Hey @patrickvonplaten is it possible to use this mode for fine tune?
I used your example - https://huggingface.co/blog/fine-tune-wav2vec2-english when I just change the model from Wav2vec2-base to Wav2vec2-base-960h
WER stays on 1
Should I use model vocab to data-prep?
What do I do wrong?
This model takes the pre-trained checkpoint facebook/wav2vec2-base and fine-tunes on 960h of data from the LibriSpeech ASR corpus. It is generally not advised to use this checkpoint for fine-tuning: this model has a tokenizer and classification layer that are purposed built for the LibriSpeech corpus. If training on a different dataset, you need to build the tokenizer from scratch and fine-tune the model on your dataset of choice.
You should follow the steps listed in the blog for building the tokenizer - the vocabulary in this checkpoint is purpose built for the LibriSpeech corpus, not timit.
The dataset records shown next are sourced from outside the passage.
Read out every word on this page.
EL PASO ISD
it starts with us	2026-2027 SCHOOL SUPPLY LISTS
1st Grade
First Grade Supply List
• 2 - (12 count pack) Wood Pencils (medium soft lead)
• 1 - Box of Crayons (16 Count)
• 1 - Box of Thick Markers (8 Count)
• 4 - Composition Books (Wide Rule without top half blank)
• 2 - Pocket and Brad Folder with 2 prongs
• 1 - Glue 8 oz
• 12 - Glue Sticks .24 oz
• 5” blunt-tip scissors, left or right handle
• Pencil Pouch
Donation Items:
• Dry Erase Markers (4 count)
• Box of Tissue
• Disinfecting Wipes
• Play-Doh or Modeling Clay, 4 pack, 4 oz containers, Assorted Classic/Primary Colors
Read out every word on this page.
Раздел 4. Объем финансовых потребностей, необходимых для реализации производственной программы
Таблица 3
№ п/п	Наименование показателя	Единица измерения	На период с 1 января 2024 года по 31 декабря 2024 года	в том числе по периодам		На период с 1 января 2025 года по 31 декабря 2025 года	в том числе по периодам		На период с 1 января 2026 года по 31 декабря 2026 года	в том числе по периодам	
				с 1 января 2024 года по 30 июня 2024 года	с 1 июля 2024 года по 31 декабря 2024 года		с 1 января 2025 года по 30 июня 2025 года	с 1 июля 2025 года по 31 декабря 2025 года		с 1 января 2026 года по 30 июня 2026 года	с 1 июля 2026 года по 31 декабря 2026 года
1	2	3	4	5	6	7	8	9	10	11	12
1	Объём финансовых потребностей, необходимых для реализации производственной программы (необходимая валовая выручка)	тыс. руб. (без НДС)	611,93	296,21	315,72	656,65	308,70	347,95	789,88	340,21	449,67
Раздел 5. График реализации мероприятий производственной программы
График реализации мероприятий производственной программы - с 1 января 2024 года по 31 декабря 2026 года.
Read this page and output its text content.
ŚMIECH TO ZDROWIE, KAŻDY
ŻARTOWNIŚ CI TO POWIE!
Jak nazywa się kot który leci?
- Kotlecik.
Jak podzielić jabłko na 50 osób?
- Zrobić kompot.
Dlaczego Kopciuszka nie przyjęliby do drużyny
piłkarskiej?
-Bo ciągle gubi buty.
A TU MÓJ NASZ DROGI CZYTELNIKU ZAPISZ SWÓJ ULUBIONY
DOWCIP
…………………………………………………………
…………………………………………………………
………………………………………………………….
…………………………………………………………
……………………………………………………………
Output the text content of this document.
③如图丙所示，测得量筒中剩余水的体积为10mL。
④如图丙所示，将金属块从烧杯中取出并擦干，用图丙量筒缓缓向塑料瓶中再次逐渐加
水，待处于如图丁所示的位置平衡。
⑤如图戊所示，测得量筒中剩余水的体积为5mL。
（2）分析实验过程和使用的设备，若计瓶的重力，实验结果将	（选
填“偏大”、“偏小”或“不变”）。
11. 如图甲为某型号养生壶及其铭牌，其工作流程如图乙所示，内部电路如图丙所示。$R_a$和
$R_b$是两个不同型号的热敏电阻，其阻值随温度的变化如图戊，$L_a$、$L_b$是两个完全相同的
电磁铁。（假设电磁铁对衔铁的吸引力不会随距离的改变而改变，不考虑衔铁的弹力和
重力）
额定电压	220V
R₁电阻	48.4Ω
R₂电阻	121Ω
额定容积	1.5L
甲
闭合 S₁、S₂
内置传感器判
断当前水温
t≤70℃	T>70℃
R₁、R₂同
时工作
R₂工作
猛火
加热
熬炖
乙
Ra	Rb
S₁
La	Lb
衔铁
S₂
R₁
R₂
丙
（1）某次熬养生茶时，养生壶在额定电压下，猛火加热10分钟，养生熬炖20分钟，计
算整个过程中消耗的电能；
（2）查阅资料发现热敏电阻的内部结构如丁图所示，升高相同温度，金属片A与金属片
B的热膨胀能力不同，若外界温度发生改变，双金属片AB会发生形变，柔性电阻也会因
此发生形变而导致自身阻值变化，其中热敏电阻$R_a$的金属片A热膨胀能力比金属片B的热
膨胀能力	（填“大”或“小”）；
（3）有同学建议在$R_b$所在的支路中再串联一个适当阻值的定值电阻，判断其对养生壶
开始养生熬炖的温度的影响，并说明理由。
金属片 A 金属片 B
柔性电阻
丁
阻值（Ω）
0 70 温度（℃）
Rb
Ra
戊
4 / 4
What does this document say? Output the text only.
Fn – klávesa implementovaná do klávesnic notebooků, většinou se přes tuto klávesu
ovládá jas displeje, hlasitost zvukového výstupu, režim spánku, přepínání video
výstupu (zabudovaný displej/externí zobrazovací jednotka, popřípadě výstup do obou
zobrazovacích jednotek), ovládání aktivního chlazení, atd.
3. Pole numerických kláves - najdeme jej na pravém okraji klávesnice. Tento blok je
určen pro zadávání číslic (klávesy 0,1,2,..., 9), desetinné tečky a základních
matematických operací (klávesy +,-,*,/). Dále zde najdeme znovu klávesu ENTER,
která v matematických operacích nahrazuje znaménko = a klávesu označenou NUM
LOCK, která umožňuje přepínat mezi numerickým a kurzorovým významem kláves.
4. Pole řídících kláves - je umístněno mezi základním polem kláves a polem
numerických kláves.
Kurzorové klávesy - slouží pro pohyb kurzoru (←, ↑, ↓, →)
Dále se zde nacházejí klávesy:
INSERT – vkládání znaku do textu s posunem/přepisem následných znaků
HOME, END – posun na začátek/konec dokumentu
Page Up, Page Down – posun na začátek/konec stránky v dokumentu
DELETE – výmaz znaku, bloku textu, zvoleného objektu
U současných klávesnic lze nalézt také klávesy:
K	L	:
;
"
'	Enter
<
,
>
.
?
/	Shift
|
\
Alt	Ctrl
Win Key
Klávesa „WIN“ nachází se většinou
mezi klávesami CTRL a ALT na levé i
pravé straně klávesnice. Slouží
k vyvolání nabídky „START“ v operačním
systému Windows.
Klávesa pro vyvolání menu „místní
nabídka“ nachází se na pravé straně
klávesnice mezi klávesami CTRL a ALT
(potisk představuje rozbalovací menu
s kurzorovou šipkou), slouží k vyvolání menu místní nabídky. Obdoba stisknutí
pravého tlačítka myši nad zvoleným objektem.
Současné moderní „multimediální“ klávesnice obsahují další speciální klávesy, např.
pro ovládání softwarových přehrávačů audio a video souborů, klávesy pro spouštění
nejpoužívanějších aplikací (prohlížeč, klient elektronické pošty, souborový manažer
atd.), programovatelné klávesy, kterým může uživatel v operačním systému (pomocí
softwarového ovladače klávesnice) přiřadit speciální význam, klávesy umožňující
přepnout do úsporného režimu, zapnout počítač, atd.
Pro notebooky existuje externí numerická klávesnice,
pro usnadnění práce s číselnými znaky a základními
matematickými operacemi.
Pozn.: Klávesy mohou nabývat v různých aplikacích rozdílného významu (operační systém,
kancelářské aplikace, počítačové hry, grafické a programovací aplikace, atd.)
I have a query in similar aspect too. Consider i have wav2vec2-base-960h model and i would want the model to work for different accent such as Arabic/Indian Accent so if i use the dataset of indian/arabic voice on base model then it wont work for US accent (960h of librispeech) right so to tackle it, only option is to finetune on wav2vec2-base-960h but WER stays in 1. So my question is should we take base model and train with 960h+indian accent dataset+Arabic accent or is there any option to resume training with new dataset from checkpoint.
Just to cross verify i took wav2vec2-base-960h and used the same tokenizer of wav2vec2-base-960h to fine tune timit dataset but WER is still staying at 1, did i miss anything?
To clarify, you wish to fine-tune a model that handles both: LibriSpeech ASR data (US speakers reading audiobooks aloud) and speakers with an Arabic/Indian accent? Or just the latter?
The checkpoint facebook/wav2vec2-base-960h is fine-tuned on 960h Librispeech ASR data. Consequently, it already has a tokenizer built for the LibriSpeech ASR corpus. This tokenizer is built on upper-case characters. The blog fine-tunes a system on TIMIT using lower-case characters only. Comparing the two vocabularies, they are indeed the same, with the exception that the wav2vec2 tokenizer is upper-case characters, and the TIMIT vocabulary lower-case character. You will need to match one to the other to fine-tune the system on lower-case text only. Assuming you are using the official wav2vec2 tokenizer from this repo, you can either:
tokenizer.do_lower_case = True(converts all input strings to uppercase prior to tokenization)
- Normalise all the training data text to upper case:
import re chars_to_ignore_regex = '[\,\?\.\!\-\;\:\"]' def remove_special_characters(batch): batch["text"] = re.sub(chars_to_ignore_regex, '', batch["text"]).upper() return batch timit = timit.map(remove_special_characters)
Hey @sanchit-gandhi ,
Thanks for the solution for finetuning Timid.
I wish to fine-tune a model that handles both: LibriSpeech ASR data (US speakers reading audiobooks aloud) and speakers with an Arabic/Indian accent. Consider i have the indian/arabic accent voice data from Commonvoice and i would require the model to work well for US accent as well as Arabic/Indian accent, so do you suggest to finetune Arabic/Indian accent on the checkpoint facebook/wav2vec2-base-960h since the vocab is same or it needs a pretraining step?
If you can match the vocabularies for both datasets it might work. Note that with Common Voice, the text is cased and has punctuation. For LibriSpeech, the text is all upper-cased and has no punctuation. You'll need to define/adapt your tokenizer accordingly. Either you build a tokenizer on the combined vocabulary of both datasets and fine-tune the wav2vec2-base model from scratch. Or, you remove all punctuation from Common Voice, lower case the text, and fine-tune wav2vec2-base-960h.